Sunday, August 22, 2010

Welfare from A Bird's Eye View


DSC_5944
Nancy Burke Loving a Hundred Year Old Yellow-crowned Amazon Parrot

  



I have
recently returned from several weeks of being among bird people, attending a
bird veterinarian conference (the
Association of Avian Veterinarians), a bird
owner/breeder conference (
American Federation of Aviculture), an avian
veterinary clinics (
Bird and Exotic Pet Wellness Center) and pet bird owners of
flocks. There was a time when I could not have spent enjoyable time amongst
them, for I thought they were "wrong" for keeping wild birds in
captivity.  Through the deep work of
Nonviolent Communication that I translate into
Compassionate Conservation, I am
learning to see that these people are not wrong, nor am I.   Life
flows through them just as it does me, striving to bring appreciation, beauty,
companionship, and nurturing to their lives. 
They love birds, I love birds. They care for birds, I care for
birds.  They choose to do so by keeping
birds in cages in their homes, or treating captive birds in their clinics,
while I choose to work with wild parrots in Latin America.  Our strategies differ, but we are interdependent
with one another, not separate, but worthy and lovely.  We share life.  Because I appreciate our common humanity and
might empathize with them, I can be among them,  and even more important to me, love them for who they are
and keep my heart open to the beauty that is their lives.  
This
does not mean that I do not mourn their strategies.
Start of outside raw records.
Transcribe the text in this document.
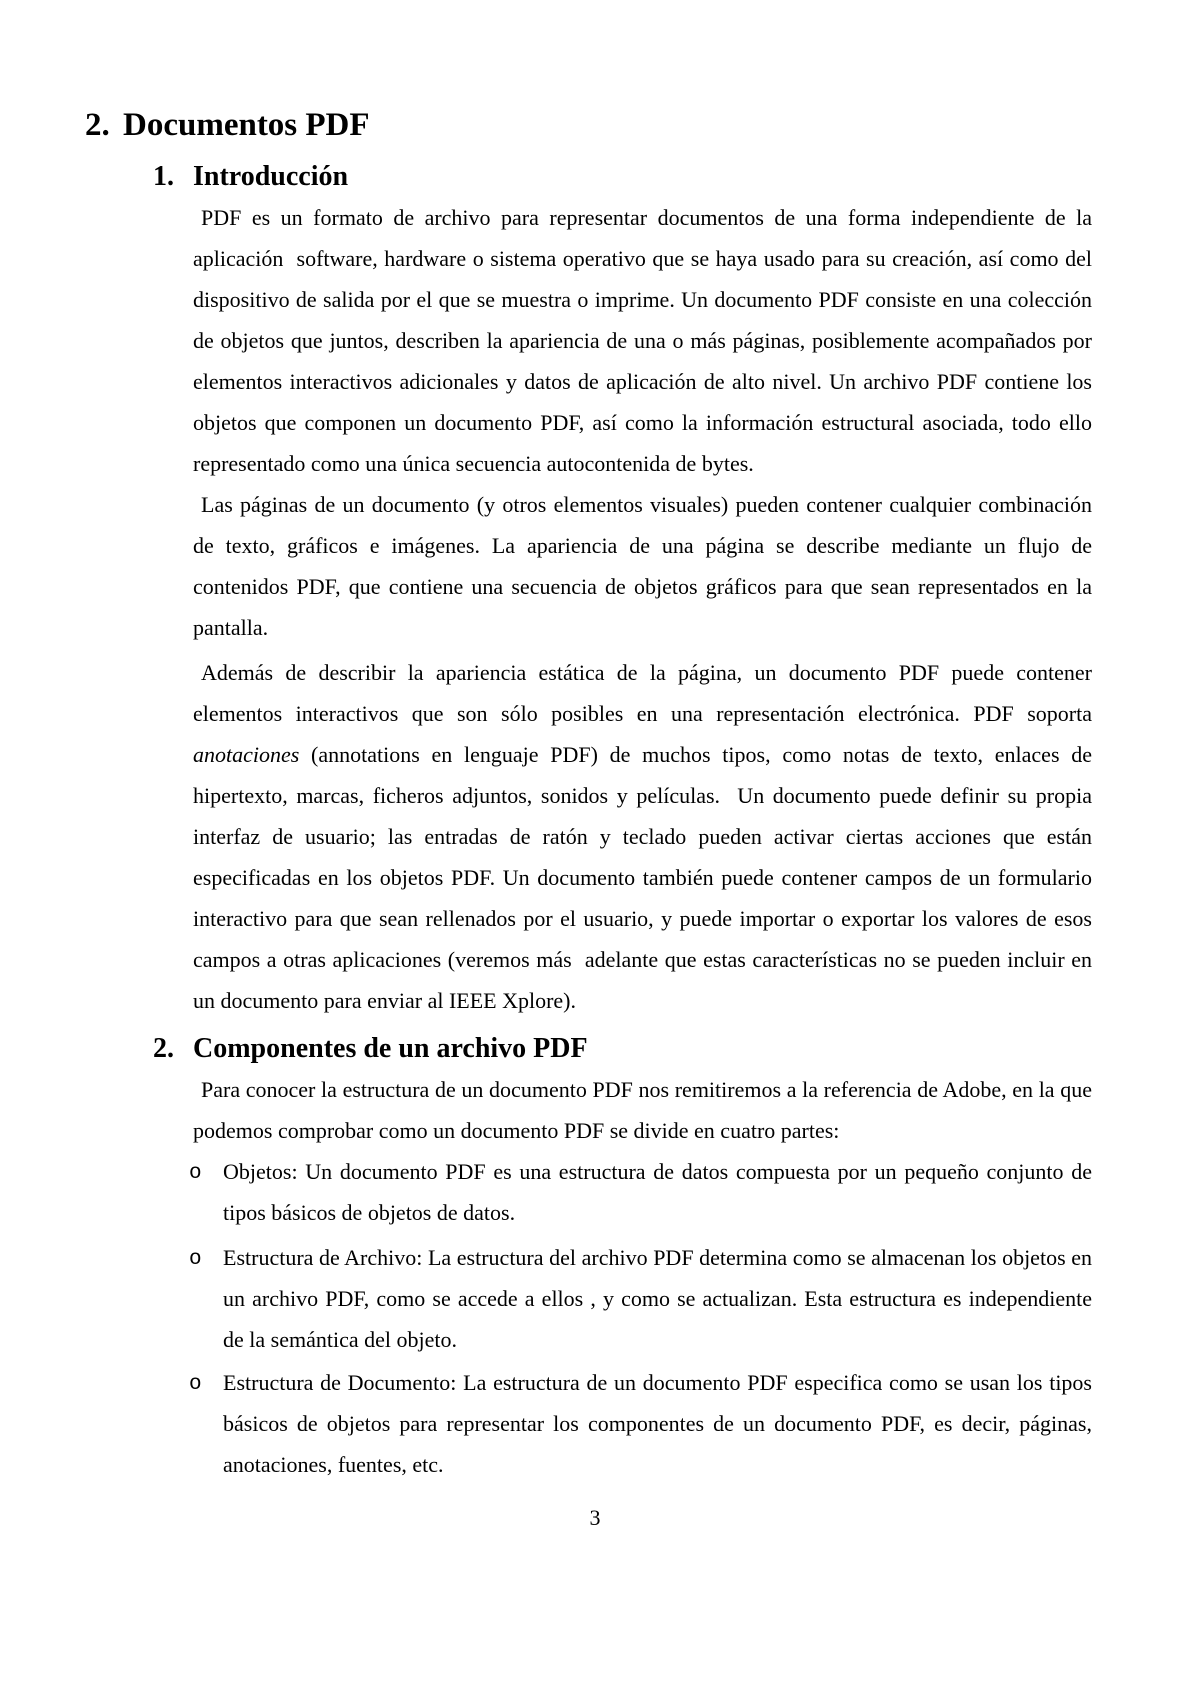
2. Documentos PDF
1. Introducción

PDF es un formato de archivo para representar documentos de una forma independiente de la aplicación  software, hardware o sistema operativo que se haya usado para su creación, así como del dispositivo de salida por el que se muestra o imprime. Un documento PDF consiste en una colección de objetos que juntos, describen la apariencia de una o más páginas, posiblemente acompañados por elementos interactivos adicionales y datos de aplicación de alto nivel. Un archivo PDF contiene los objetos que componen un documento PDF, así como la información estructural asociada, todo ello representado como una única secuencia autocontenida de bytes.

Las páginas de un documento (y otros elementos visuales) pueden contener cualquier combinación de texto, gráficos e imágenes. La apariencia de una página se describe mediante un flujo de contenidos PDF, que contiene una secuencia de objetos gráficos para que sean representados en la pantalla.

Además de describir la apariencia estática de la página, un documento PDF puede contener elementos interactivos que son sólo posibles en una representación electrónica. PDF soporta anotaciones (annotations en lenguaje PDF) de muchos tipos, como notas de texto, enlaces de hipertexto, marcas, ficheros adjuntos, sonidos y películas.  Un documento puede definir su propia interfaz de usuario; las entradas de ratón y teclado pueden activar ciertas acciones que están especificadas en los objetos PDF. Un documento también puede contener campos de un formulario interactivo para que sean rellenados por el usuario, y puede importar o exportar los valores de esos campos a otras aplicaciones (veremos más  adelante que estas características no se pueden incluir en un documento para enviar al IEEE Xplore).

2. Componentes de un archivo PDF

Para conocer la estructura de un documento PDF nos remitiremos a la referencia de Adobe, en la que podemos comprobar como un documento PDF se divide en cuatro partes:

o Objetos: Un documento PDF es una estructura de datos compuesta por un pequeño conjunto de tipos básicos de objetos de datos.

o Estructura de Archivo: La estructura del archivo PDF determina como se almacenan los objetos en un archivo PDF, como se accede a ellos , y como se actualizan. Esta estructura es independiente de la semántica del objeto.

o Estructura de Documento: La estructura de un documento PDF especifica como se usan los tipos básicos de objetos para representar los componentes de un documento PDF, es decir, páginas, anotaciones, fuentes, etc.

3
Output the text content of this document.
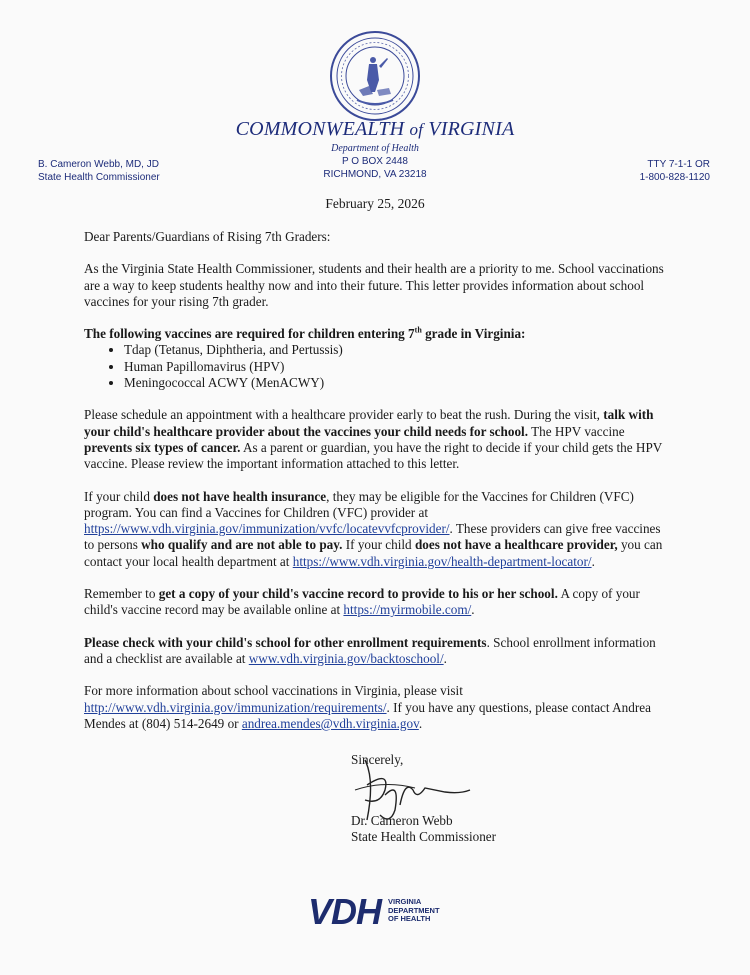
COMMONWEALTH of VIRGINIA
Department of Health
P O BOX 2448
RICHMOND, VA 23218
B. Cameron Webb, MD, JD
State Health Commissioner
TTY 7-1-1 OR
1-800-828-1120
February 25, 2026

Dear Parents/Guardians of Rising 7th Graders:

As the Virginia State Health Commissioner, students and their health are a priority to me. School vaccinations are a way to keep students healthy now and into their future. This letter provides information about school vaccines for your rising 7th grader.

The following vaccines are required for children entering 7th grade in Virginia:
• Tdap (Tetanus, Diphtheria, and Pertussis)
• Human Papillomavirus (HPV)
• Meningococcal ACWY (MenACWY)

Please schedule an appointment with a healthcare provider early to beat the rush. During the visit, talk with your child's healthcare provider about the vaccines your child needs for school. The HPV vaccine prevents six types of cancer. As a parent or guardian, you have the right to decide if your child gets the HPV vaccine. Please review the important information attached to this letter.

If your child does not have health insurance, they may be eligible for the Vaccines for Children (VFC) program. You can find a Vaccines for Children (VFC) provider at https://www.vdh.virginia.gov/immunization/vvfc/locatevvfcprovider/. These providers can give free vaccines to persons who qualify and are not able to pay. If your child does not have a healthcare provider, you can contact your local health department at https://www.vdh.virginia.gov/health-department-locator/.

Remember to get a copy of your child's vaccine record to provide to his or her school. A copy of your child's vaccine record may be available online at https://myirmobile.com/.

Please check with your child's school for other enrollment requirements. School enrollment information and a checklist are available at www.vdh.virginia.gov/backtoschool/.

For more information about school vaccinations in Virginia, please visit http://www.vdh.virginia.gov/immunization/requirements/. If you have any questions, please contact Andrea Mendes at (804) 514-2649 or andrea.mendes@vdh.virginia.gov.

Sincerely,
Dr. Cameron Webb
State Health Commissioner
VDH VIRGINIA
DEPARTMENT
OF HEALTH
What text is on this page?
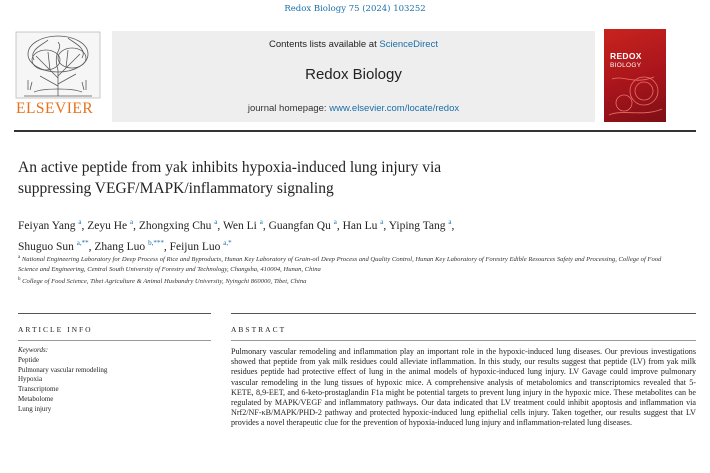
Redox Biology 75 (2024) 103252
ELSEVIER
Contents lists available at ScienceDirect
Redox Biology
journal homepage: www.elsevier.com/locate/redox
REDOX
BIOLOGY
An active peptide from yak inhibits hypoxia-induced lung injury via
suppressing VEGF/MAPK/inflammatory signaling
Feiyan Yang $^a$, Zeyu He $^a$, Zhongxing Chu $^a$, Wen Li $^a$, Guangfan Qu $^a$, Han Lu $^a$, Yiping Tang $^a$,
Shuguo Sun $^{a,**}$, Zhang Luo $^{b,***}$, Feijun Luo $^{a,*}$
$^a$ National Engineering Laboratory for Deep Process of Rice and Byproducts, Hunan Key Laboratory of Grain-oil Deep Process and Quality Control, Hunan Key Laboratory of Forestry Edible Resources Safety and Processing, College of Food Science and Engineering, Central South University of Forestry and Technology, Changsha, 410004, Hunan, China
$^b$ College of Food Science, Tibet Agriculture & Animal Husbandry University, Nyingchi 860000, Tibet, China
ARTICLE INFO	ABSTRACT
Keywords:
Peptide
Pulmonary vascular remodeling
Hypoxia
Transcriptome
Metabolome
Lung injury
Pulmonary vascular remodeling and inflammation play an important role in the hypoxic-induced lung diseases. Our previous investigations showed that peptide from yak milk residues could alleviate inflammation. In this study, our results suggest that peptide (LV) from yak milk residues peptide had protective effect of lung in the animal models of hypoxic-induced lung injury. LV Gavage could improve pulmonary vascular remodeling in the lung tissues of hypoxic mice. A comprehensive analysis of metabolomics and transcriptomics revealed that 5-KETE, 8,9-EET, and 6-keto-prostaglandin F1a might be potential targets to prevent lung injury in the hypoxic mice. These metabolites can be regulated by MAPK/VEGF and inflammatory pathways. Our data indicated that LV treatment could inhibit apoptosis and inflammation via Nrf2/NF-κB/MAPK/PHD-2 pathway and protected hypoxic-induced lung epithelial cells injury. Taken together, our results suggest that LV provides a novel therapeutic clue for the prevention of hypoxia-induced lung injury and inflammation-related lung diseases.
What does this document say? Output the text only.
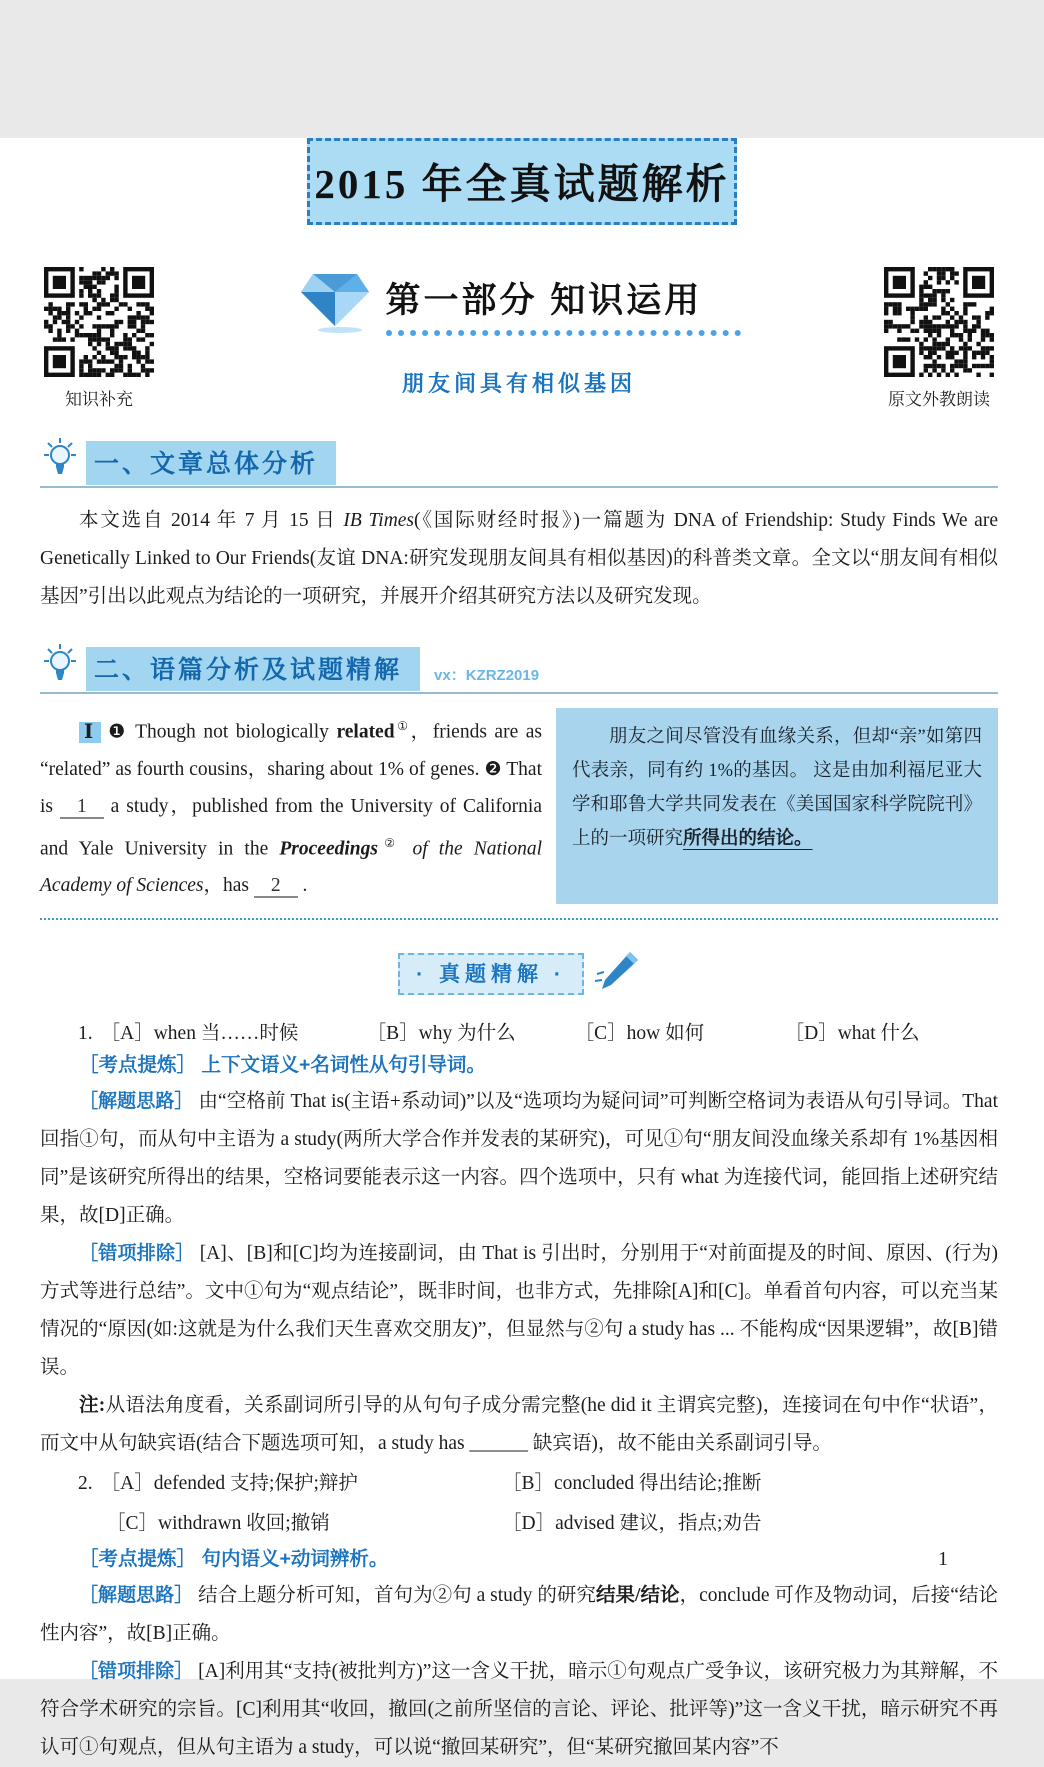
2015 年全真试题解析
知识补充
第一部分 知识运用
朋友间具有相似基因
原文外教朗读
一、文章总体分析

本文选自 2014 年 7 月 15 日 IB Times(《国际财经时报》)一篇题为 DNA of Friendship: Study Finds We are Genetically Linked to Our Friends(友谊 DNA:研究发现朋友间具有相似基因)的科普类文章。全文以“朋友间有相似基因”引出以此观点为结论的一项研究，并展开介绍其研究方法以及研究发现。

二、语篇分析及试题精解	vx：KZRZ2019
Ⅰ ❶ Though not biologically related①，friends are as “related” as fourth cousins，sharing about 1% of genes. ❷ That is 1 a study，published from the University of California and Yale University in the Proceedings② of the National Academy of Sciences，has 2 .
朋友之间尽管没有血缘关系，但却“亲”如第四代表亲，同有约 1%的基因。 这是由加利福尼亚大学和耶鲁大学共同发表在《美国国家科学院院刊》上的一项研究所得出的结论。
· 真题精解 ·
1. ［A］when 当……时候	［B］why 为什么	［C］how 如何	［D］what 什么

［考点提炼］ 上下文语义+名词性从句引导词。

［解题思路］ 由“空格前 That is(主语+系动词)”以及“选项均为疑问词”可判断空格词为表语从句引导词。That 回指①句，而从句中主语为 a study(两所大学合作并发表的某研究)，可见①句“朋友间没血缘关系却有 1%基因相同”是该研究所得出的结果，空格词要能表示这一内容。四个选项中，只有 what 为连接代词，能回指上述研究结果，故[D]正确。

［错项排除］ [A]、[B]和[C]均为连接副词，由 That is 引出时，分别用于“对前面提及的时间、原因、(行为)方式等进行总结”。文中①句为“观点结论”，既非时间，也非方式，先排除[A]和[C]。单看首句内容，可以充当某情况的“原因(如:这就是为什么我们天生喜欢交朋友)”，但显然与②句 a study has ... 不能构成“因果逻辑”，故[B]错误。

注:从语法角度看，关系副词所引导的从句句子成分需完整(he did it 主谓宾完整)，连接词在句中作“状语”，而文中从句缺宾语(结合下题选项可知，a study has ______ 缺宾语)，故不能由关系副词引导。

2. ［A］defended 支持;保护;辩护	［B］concluded 得出结论;推断
［C］withdrawn 收回;撤销	［D］advised 建议，指点;劝告

［考点提炼］ 句内语义+动词辨析。

［解题思路］ 结合上题分析可知，首句为②句 a study 的研究结果/结论，conclude 可作及物动词，后接“结论性内容”，故[B]正确。

［错项排除］ [A]利用其“支持(被批判方)”这一含义干扰，暗示①句观点广受争议，该研究极力为其辩解，不符合学术研究的宗旨。[C]利用其“收回，撤回(之前所坚信的言论、评论、批评等)”这一含义干扰，暗示研究不再认可①句观点，但从句主语为 a study，可以说“撤回某研究”，但“某研究撤回某内容”不

1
Indeed, after several weeks
of being among captive birds and hearing of their hard lives in captivity, I am
ready for a break.  My heart hurts to
witness such suffering. 



Striving to
relate through common needs also doesn't mean that I don't tell others what is
going on in my heart.  Indeed there were
many such discussions.  In that sharing,
my aching heart does find relief, for at the level of universal needs, of
mattering and seeing that other species matter, we were able to connect.  By seeing our discomfort as being at the
level of strategy, and not at the level of universal needs, we find ways to empathize
with one another, support one another, and hopefully  help one another see that we matter so that
we can work together in ways that reflect the needs of all beings.



This is my
dream and my prayer for we who share our lives with birds, especially this year
as we work together to develop guidelines for birds under the
Animal Welfare
Act
.  I strongly believe that we need all
of us at the table, so that we might nourish birds, ourselves, and the world we
share with them with our creative, loving, synergy.  May this be so.